International Red Crescent has confirmed that they have been kidnapped, but is unaware of their location, said Akbaruddin.
Most of the workers kidnapped in Iraq are from northern India, many from the state of Punjab. Meanwhile, 46 Indian nurses are also stranded in the fallen city of Tikrit.
Thousands of Iraqi soldiers and officers fled their posts in Iraq’s northern province of Nineveh last Tuesday, which paved the way for Sunni militants, including those who are linked to the Islamic State in Iraq and Levant, an Al-Qaida offshoot, to seize the provincial city of Mosul and then large parts of provinces of Salahudin and Diyala.
In the week since it captured Iraq’s second-largest city, Mosul, a Muslim extremist group has tried to win over residents and has stopped short of widely enforcing its strict brand of Islamic law, residents say. Churches remain unharmed and street cleaners are back at work, says an Associated Press report.

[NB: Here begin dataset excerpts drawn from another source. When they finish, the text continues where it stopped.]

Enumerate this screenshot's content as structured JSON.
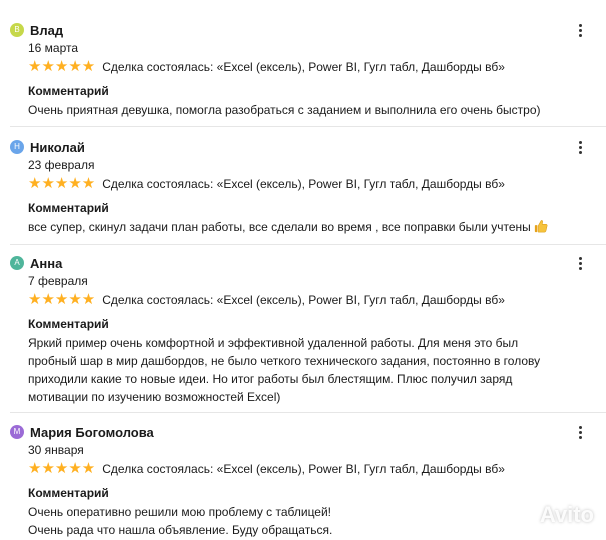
{
  "colors": {
    "star": "#ffb021",
    "avatar_v": "#c6d84a",
    "avatar_n": "#6aa5ea",
    "avatar_a": "#4fb59b",
    "avatar_m": "#9b6bd6"
  },
  "reviews": [
    {
      "initial": "В",
      "author": "Влад",
      "date": "16 марта",
      "rating": 5,
      "stars": "★★★★★",
      "deal": "Сделка состоялась: «Excel (ексель), Power BI, Гугл табл, Дашборды вб»",
      "comment_title": "Комментарий",
      "comment_lines": [
        "Очень приятная девушка, помогла разобраться с заданием и выполнила его очень быстро)"
      ]
    },
    {
      "initial": "Н",
      "author": "Николай",
      "date": "23 февраля",
      "rating": 5,
      "stars": "★★★★★",
      "deal": "Сделка состоялась: «Excel (ексель), Power BI, Гугл табл, Дашборды вб»",
      "comment_title": "Комментарий",
      "comment_lines": [
        "все супер, скинул задачи план работы, все сделали во время , все поправки были учтены"
      ],
      "comment_icon": "thumbs-up-icon"
    },
    {
      "initial": "А",
      "author": "Анна",
      "date": "7 февраля",
      "rating": 5,
      "stars": "★★★★★",
      "deal": "Сделка состоялась: «Excel (ексель), Power BI, Гугл табл, Дашборды вб»",
      "comment_title": "Комментарий",
      "comment_lines": [
        "Яркий пример очень комфортной и эффективной удаленной работы. Для меня это был",
        "пробный шар в мир дашбордов, не было четкого технического задания, постоянно в голову",
        "приходили какие то новые идеи. Но итог работы был блестящим. Плюс получил заряд",
        "мотивации по изучению возможностей Excel)"
      ]
    },
    {
      "initial": "М",
      "author": "Мария Богомолова",
      "date": "30 января",
      "rating": 5,
      "stars": "★★★★★",
      "deal": "Сделка состоялась: «Excel (ексель), Power BI, Гугл табл, Дашборды вб»",
      "comment_title": "Комментарий",
      "comment_lines": [
        "Очень оперативно решили мою проблему с таблицей!",
        "Очень рада что нашла объявление. Буду обращаться."
      ]
    }
  ],
  "watermark": {
    "text": "Avito",
    "icon": "avito-logo-icon"
  }
}
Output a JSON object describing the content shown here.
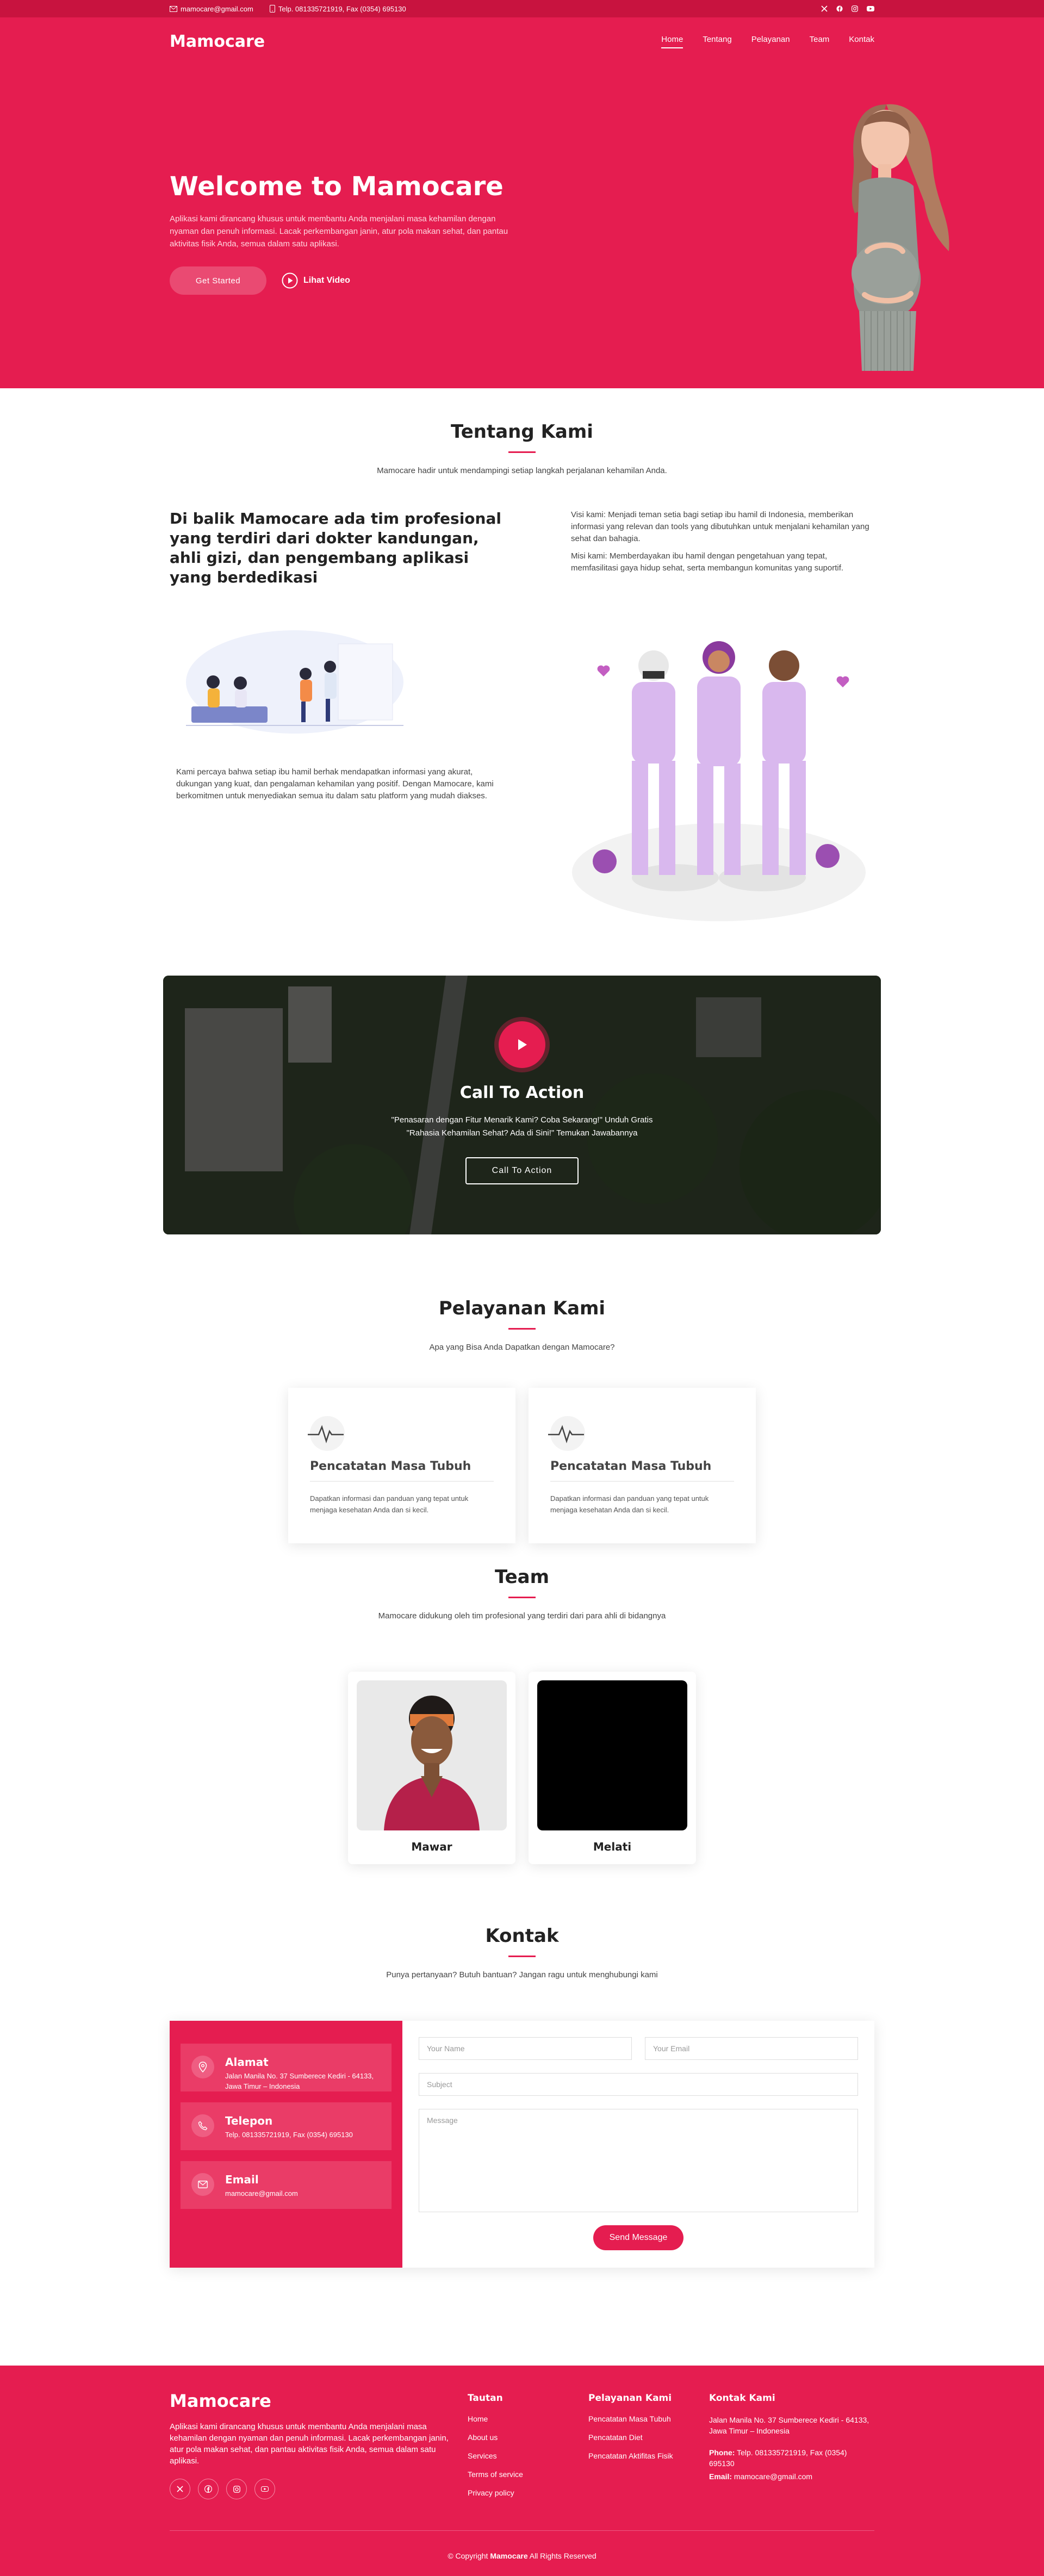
{
  "topbar": {
    "email": "mamocare@gmail.com",
    "phone": "Telp. 081335721919, Fax (0354) 695130",
    "social_icons": [
      "x-twitter-icon",
      "facebook-icon",
      "instagram-icon",
      "youtube-icon"
    ]
  },
  "header": {
    "logo": "Mamocare",
    "nav": [
      "Home",
      "Tentang",
      "Pelayanan",
      "Team",
      "Kontak"
    ],
    "active": "Home"
  },
  "hero": {
    "title": "Welcome to Mamocare",
    "description": "Aplikasi kami dirancang khusus untuk membantu Anda menjalani masa kehamilan dengan nyaman dan penuh informasi. Lacak perkembangan janin, atur pola makan sehat, dan pantau aktivitas fisik Anda, semua dalam satu aplikasi.",
    "cta_label": "Get Started",
    "video_label": "Lihat Video"
  },
  "about": {
    "title": "Tentang Kami",
    "subtitle": "Mamocare hadir untuk mendampingi setiap langkah perjalanan kehamilan Anda.",
    "heading": "Di balik Mamocare ada tim profesional yang terdiri dari dokter kandungan, ahli gizi, dan pengembang aplikasi yang berdedikasi",
    "vision": "Visi kami: Menjadi teman setia bagi setiap ibu hamil di Indonesia, memberikan informasi yang relevan dan tools yang dibutuhkan untuk menjalani kehamilan yang sehat dan bahagia.",
    "mission": "Misi kami: Memberdayakan ibu hamil dengan pengetahuan yang tepat, memfasilitasi gaya hidup sehat, serta membangun komunitas yang suportif.",
    "belief": "Kami percaya bahwa setiap ibu hamil berhak mendapatkan informasi yang akurat, dukungan yang kuat, dan pengalaman kehamilan yang positif. Dengan Mamocare, kami berkomitmen untuk menyediakan semua itu dalam satu platform yang mudah diakses."
  },
  "cta": {
    "title": "Call To Action",
    "line1": "\"Penasaran dengan Fitur Menarik Kami? Coba Sekarang!\" Unduh Gratis",
    "line2": "\"Rahasia Kehamilan Sehat? Ada di Sini!\" Temukan Jawabannya",
    "button": "Call To Action"
  },
  "services": {
    "title": "Pelayanan Kami",
    "subtitle": "Apa yang Bisa Anda Dapatkan dengan Mamocare?",
    "items": [
      {
        "title": "Pencatatan Masa Tubuh",
        "desc": "Dapatkan informasi dan panduan yang tepat untuk menjaga kesehatan Anda dan si kecil."
      },
      {
        "title": "Pencatatan Masa Tubuh",
        "desc": "Dapatkan informasi dan panduan yang tepat untuk menjaga kesehatan Anda dan si kecil."
      }
    ]
  },
  "team": {
    "title": "Team",
    "subtitle": "Mamocare didukung oleh tim profesional yang terdiri dari para ahli di bidangnya",
    "members": [
      {
        "name": "Mawar"
      },
      {
        "name": "Melati"
      }
    ]
  },
  "contact": {
    "title": "Kontak",
    "subtitle": "Punya pertanyaan? Butuh bantuan? Jangan ragu untuk menghubungi kami",
    "address_title": "Alamat",
    "address": "Jalan Manila No. 37 Sumberece Kediri - 64133, Jawa Timur – Indonesia",
    "phone_title": "Telepon",
    "phone": "Telp. 081335721919, Fax (0354) 695130",
    "email_title": "Email",
    "email": "mamocare@gmail.com",
    "form": {
      "name_placeholder": "Your Name",
      "email_placeholder": "Your Email",
      "subject_placeholder": "Subject",
      "message_placeholder": "Message",
      "send_label": "Send Message"
    }
  },
  "footer": {
    "logo": "Mamocare",
    "description": "Aplikasi kami dirancang khusus untuk membantu Anda menjalani masa kehamilan dengan nyaman dan penuh informasi. Lacak perkembangan janin, atur pola makan sehat, dan pantau aktivitas fisik Anda, semua dalam satu aplikasi.",
    "links_title": "Tautan",
    "links": [
      "Home",
      "About us",
      "Services",
      "Terms of service",
      "Privacy policy"
    ],
    "services_title": "Pelayanan Kami",
    "services": [
      "Pencatatan Masa Tubuh",
      "Pencatatan Diet",
      "Pencatatan Aktifitas Fisik"
    ],
    "contact_title": "Kontak Kami",
    "address": "Jalan Manila No. 37 Sumberece Kediri - 64133, Jawa Timur – Indonesia",
    "phone_label": "Phone:",
    "phone": "Telp. 081335721919, Fax (0354) 695130",
    "email_label": "Email:",
    "email": "mamocare@gmail.com",
    "copy_prefix": "© Copyright",
    "copy_brand": "Mamocare",
    "copy_suffix": "All Rights Reserved"
  },
  "colors": {
    "brand": "#e51d50",
    "brand_dark": "#c8133f"
  }
}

Insurgent outfits have seized the two cities of Mosul and Tikrit. Signs emerged Tuesday of a reprisal sectarian slaughter of Sunnis in Iraq, as police said pro-government Shiite militiamen killed nearly four dozen detainees after insurgents tried to storm the jail northeast of Baghdad.
The Indian Foreign Ministry spokesperson said a former Indian envoy is being sent to Baghdad to strengthen the Indian Mission there which is trying to help the Indians in violence-affected areas.
“And we have decided to strengthen the embassy by sending a seasoned Indian diplomat Mr Suresh Reddy who will travel today to Baghdad to assist the embassy in its efforts,” Akbaruddin said.
Iraqi Prime Minister Nuri al- Maliki on Tuesday sacked some senior security officers for their failing to halt the advance of Sunni insurgent groups, a statement issued by his office said.
“We have decided to punish a number of officers who failed in the performance of their professional and national duties,” Maliki said in the statement.
Meanwhile, US President Barack Obama has said that he will send “up to” 275 soldiers to Iraq to primarily secure the embassy in Baghdad and assist the government there in its fight against the Islamic State of Iraq and the Levant (ISIL).
Senior journalist and foreign policy analyst Robert Dreyfuss has said the rise of ISIS presents a grave challenge to both Iran and Saudi Arabia, and that provides a glimmer of hope for a solution.
“If the Syria-Iraq civil war is to be resolved, therefore, that solution must start with détente between Iran and Saudi Arabia. In Syria, that means that Tehran and Riyadh will have to work toward an accommodation between Assad and/or elements of his government and key segments of the Syrian armed opposition, while working together to isolate Al Qaeda, ISIS and the extremists. And in Iraq, it means that Tehran and Riyadh – along with Turkey, which has important influence with both Sunnis and Kurds there – must work hard to prod, cajole and persuade their allies inside Iraq to settle their main differences and set up a true government of national unity in Baghdad,” writes Dreyfuss.